Unity Awards

Harvest House CEO Erin Minor Helps People in Crisis

Harvest House now has eight campuses with emergency shelters, transitional housing and 25 affordable rentals in Sarasota-Manatee.

By Kim Doleatto January 4, 2022

Erin Minor

Erin Minor

When asked outright, Erin Minor is too humble to name her best qualities, so she texted her family for help. Four brothers quickly typed “courageous,” “driven” and “stubborn LOL.” 

That's because Minor, 39, pushed so hard to grow Harvest House. Started 30 years ago by her parents, both pastors, the nonprofit serves homeless families, veterans, at-risk youth and adults with a history of incarceration, substance abuse and joblessness.  

“I saw an opportunity for growth and in 2010 I became the executive director,” she says.

Now she’s the CEO of both the Harvest Sarasota, a non-denominational church, and the Harvest House nonprofit. Since taking leadership, she has expanded the group’s reach through collaborations with other nonprofits and additional housing.

Harvest House now has eight campuses with emergency shelters, transitional housing and 25 affordable rentals in Sarasota and Manatee counties. Minor increased capacity in their housing program from 100 beds to 380; in 2021, they served more than 1,000 adults and children with supportive housing and community-based case management.

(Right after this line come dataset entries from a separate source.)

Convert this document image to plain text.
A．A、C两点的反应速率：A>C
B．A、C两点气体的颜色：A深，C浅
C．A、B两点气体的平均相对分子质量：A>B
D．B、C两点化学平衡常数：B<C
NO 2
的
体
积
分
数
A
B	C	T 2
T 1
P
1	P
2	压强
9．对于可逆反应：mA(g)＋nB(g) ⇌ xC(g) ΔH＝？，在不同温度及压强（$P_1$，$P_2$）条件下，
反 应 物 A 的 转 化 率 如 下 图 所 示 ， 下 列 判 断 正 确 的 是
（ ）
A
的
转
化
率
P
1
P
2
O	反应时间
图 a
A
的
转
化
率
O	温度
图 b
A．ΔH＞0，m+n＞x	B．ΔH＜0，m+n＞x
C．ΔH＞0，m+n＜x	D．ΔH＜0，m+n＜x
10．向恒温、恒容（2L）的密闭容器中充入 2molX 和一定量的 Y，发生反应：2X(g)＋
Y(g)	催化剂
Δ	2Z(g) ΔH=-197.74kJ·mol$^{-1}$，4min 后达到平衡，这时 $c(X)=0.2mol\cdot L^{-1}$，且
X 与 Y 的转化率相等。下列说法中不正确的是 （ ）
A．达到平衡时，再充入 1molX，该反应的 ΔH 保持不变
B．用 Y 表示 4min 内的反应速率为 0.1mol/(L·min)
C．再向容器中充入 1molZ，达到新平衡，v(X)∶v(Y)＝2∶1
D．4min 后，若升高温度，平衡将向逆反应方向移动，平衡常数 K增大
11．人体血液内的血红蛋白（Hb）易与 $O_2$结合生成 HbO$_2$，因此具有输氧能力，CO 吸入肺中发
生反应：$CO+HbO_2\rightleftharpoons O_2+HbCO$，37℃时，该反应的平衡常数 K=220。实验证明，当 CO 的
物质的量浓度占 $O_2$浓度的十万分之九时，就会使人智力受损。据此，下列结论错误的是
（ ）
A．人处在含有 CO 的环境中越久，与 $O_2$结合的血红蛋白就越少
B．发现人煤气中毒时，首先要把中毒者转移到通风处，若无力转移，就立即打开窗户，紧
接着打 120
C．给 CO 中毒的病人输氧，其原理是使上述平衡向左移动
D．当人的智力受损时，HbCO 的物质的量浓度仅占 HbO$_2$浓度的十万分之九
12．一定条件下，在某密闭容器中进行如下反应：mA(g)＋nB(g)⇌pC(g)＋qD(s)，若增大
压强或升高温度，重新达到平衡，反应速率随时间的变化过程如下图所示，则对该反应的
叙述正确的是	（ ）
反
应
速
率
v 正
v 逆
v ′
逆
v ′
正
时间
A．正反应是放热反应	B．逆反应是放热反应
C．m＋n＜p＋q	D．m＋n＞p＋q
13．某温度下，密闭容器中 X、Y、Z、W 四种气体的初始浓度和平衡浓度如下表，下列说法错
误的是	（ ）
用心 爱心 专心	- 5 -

A new 11,000-square-foot addition on the corner of 17th Street and Beneva Road, called the Life Enrichment Campus in Sarasota, will focus on the wrap-around services crucial to client success. It will have classrooms, offer therapy and house administrative and community-based activities.

During the pandemic, Minor found new resources to help people during the lowest points of their lives. Her goal, she says, is to never turn anyone away.

Minor’s heart for equity isn't just about the nonprofit’s mission. It’s personal. As a gay woman who married her life partner and grew up in the church, she stands at an intersection that challenges beliefs. When she came out to the greater community a couple of years ago, some donors retreated, as did fellow churches. Others stopped attending the church.

But Minor knew that nurturing a judgment-free space that feels like home can restore humanity, giving the hope and confidence needed to rebuild lives. “I’m trying to bring worlds together,” she says. “When I’m in church and I see a trans person or gay couple worshiping the God they believe in without shame, it’s worth it.”

The same judgment-free approach applies to all of Harvest House’s clients. “They need someone to welcome them like family," Minor says. “Months later they have a job, are reuniting with their kids and see that thriving is a possibility.”